I have been racking my brain about what I can pack in that lunchbox to entice my chatterbox to eat. My little one loves pasta, so I tossed together a quick and lunchbox friendly pasta salad that covers the basic food groups.  I literally scrounged around my fridge and used what I had on hand, which means it will be slightly different each time I make it for her lunch.  I tossed whole wheat rotini, cubed cheese, diced grilled chicken, edamame, and shredded carrots together.  I added the smallest amount of olive oil I could get away with – enough to keep it from being dry but not enough to make it oily – and drizzled a scant bit of balsamic over the top.  The test kitchen gave this dish its stamp of approval (and swears she would eat this if I pack it for lunch).
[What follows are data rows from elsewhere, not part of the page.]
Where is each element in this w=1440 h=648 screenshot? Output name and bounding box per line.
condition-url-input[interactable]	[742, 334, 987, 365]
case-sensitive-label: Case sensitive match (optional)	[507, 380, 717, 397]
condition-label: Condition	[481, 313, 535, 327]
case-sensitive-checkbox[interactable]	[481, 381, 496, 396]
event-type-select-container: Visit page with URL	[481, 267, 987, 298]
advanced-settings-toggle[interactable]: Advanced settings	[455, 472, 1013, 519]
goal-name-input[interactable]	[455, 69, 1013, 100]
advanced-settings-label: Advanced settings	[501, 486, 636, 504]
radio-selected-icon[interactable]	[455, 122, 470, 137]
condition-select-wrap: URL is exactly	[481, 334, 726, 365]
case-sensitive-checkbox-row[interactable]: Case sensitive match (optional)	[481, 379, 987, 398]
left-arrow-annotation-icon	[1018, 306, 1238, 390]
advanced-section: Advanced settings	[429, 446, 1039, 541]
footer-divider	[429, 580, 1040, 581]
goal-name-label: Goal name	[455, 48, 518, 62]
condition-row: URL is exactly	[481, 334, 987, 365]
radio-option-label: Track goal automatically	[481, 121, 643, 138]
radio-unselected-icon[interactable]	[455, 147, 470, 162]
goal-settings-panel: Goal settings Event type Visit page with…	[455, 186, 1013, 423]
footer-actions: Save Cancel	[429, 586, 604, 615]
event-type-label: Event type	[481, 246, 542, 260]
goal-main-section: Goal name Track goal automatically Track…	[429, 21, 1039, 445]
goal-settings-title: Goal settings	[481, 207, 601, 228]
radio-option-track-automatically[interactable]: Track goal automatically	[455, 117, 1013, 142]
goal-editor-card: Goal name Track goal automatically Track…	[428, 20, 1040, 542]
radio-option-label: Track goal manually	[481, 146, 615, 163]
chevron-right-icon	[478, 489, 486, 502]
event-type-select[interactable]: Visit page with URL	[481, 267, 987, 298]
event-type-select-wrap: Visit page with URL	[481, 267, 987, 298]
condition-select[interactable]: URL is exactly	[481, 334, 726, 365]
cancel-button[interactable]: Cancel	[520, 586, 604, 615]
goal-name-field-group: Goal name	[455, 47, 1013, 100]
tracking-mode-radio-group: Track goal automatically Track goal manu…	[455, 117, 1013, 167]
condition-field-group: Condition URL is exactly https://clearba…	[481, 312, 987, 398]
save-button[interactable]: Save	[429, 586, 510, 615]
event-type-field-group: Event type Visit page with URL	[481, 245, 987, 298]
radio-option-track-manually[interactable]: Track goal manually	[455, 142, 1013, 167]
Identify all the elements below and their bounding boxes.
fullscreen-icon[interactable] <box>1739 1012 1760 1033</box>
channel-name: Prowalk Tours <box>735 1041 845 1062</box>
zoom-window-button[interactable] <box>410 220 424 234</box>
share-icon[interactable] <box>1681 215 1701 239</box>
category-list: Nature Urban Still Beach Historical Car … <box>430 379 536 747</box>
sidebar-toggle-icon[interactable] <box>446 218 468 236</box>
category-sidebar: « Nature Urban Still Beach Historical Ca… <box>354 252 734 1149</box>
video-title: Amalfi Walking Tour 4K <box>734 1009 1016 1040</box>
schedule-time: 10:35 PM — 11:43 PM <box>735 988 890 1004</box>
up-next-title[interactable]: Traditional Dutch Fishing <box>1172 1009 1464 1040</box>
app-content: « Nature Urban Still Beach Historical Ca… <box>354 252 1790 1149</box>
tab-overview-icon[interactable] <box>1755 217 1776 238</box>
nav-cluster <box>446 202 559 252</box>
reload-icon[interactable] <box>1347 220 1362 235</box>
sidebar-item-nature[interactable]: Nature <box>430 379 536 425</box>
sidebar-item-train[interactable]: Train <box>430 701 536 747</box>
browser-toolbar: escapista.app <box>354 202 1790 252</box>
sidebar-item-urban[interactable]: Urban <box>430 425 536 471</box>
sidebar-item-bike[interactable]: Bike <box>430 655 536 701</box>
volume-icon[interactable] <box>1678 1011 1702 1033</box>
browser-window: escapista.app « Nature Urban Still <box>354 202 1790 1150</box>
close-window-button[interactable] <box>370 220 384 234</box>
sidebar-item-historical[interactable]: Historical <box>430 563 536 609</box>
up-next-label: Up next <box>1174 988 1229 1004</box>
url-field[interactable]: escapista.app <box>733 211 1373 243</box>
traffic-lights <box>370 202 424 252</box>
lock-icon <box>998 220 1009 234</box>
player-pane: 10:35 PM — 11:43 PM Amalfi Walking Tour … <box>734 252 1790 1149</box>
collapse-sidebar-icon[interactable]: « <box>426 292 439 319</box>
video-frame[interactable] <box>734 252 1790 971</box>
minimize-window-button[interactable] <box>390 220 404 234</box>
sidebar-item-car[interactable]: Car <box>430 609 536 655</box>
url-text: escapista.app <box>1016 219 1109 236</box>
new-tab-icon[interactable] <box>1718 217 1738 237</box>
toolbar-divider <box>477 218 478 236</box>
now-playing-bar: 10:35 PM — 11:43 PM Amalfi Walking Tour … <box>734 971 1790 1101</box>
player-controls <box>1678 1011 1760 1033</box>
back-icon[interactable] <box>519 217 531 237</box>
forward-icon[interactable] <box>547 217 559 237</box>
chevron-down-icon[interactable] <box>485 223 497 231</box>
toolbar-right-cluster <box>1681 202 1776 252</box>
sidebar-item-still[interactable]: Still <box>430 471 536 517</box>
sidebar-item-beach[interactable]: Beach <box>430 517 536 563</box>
This is by no mean a “recipe” because it’s just stuff I threw together, but I used four cups of cooked pasta, a cup of diced chicken, a cup of edamame, half a cup of shredded carrots, half a cup of cheese cubes, and half a tablespoon of olive oil.

Pasta Salad

I have also been doing a lot of internet browsing for lunch ideas, and there are so many blogs with good lunch ideas.  Here are a few of my favorites:

Weelicious –  has many great family meal ideas, school lunches included. I love the idea of using pancakes and waffles to make sandwiches.

Peanut blossom –  has thirty days of lunch recipes. Impressively, there are no sandwiches, and the recipes are nut-free.

Spoonful – has visually creative lunch ideas, as well as after-school snacks!

In addition, so many of my favorite food websites have collections of lunchbox recipes, like Food Network, Real Simple,  and Eating Well.

Happy planning, and if you have any great lunch box ideas, I would love to hear them!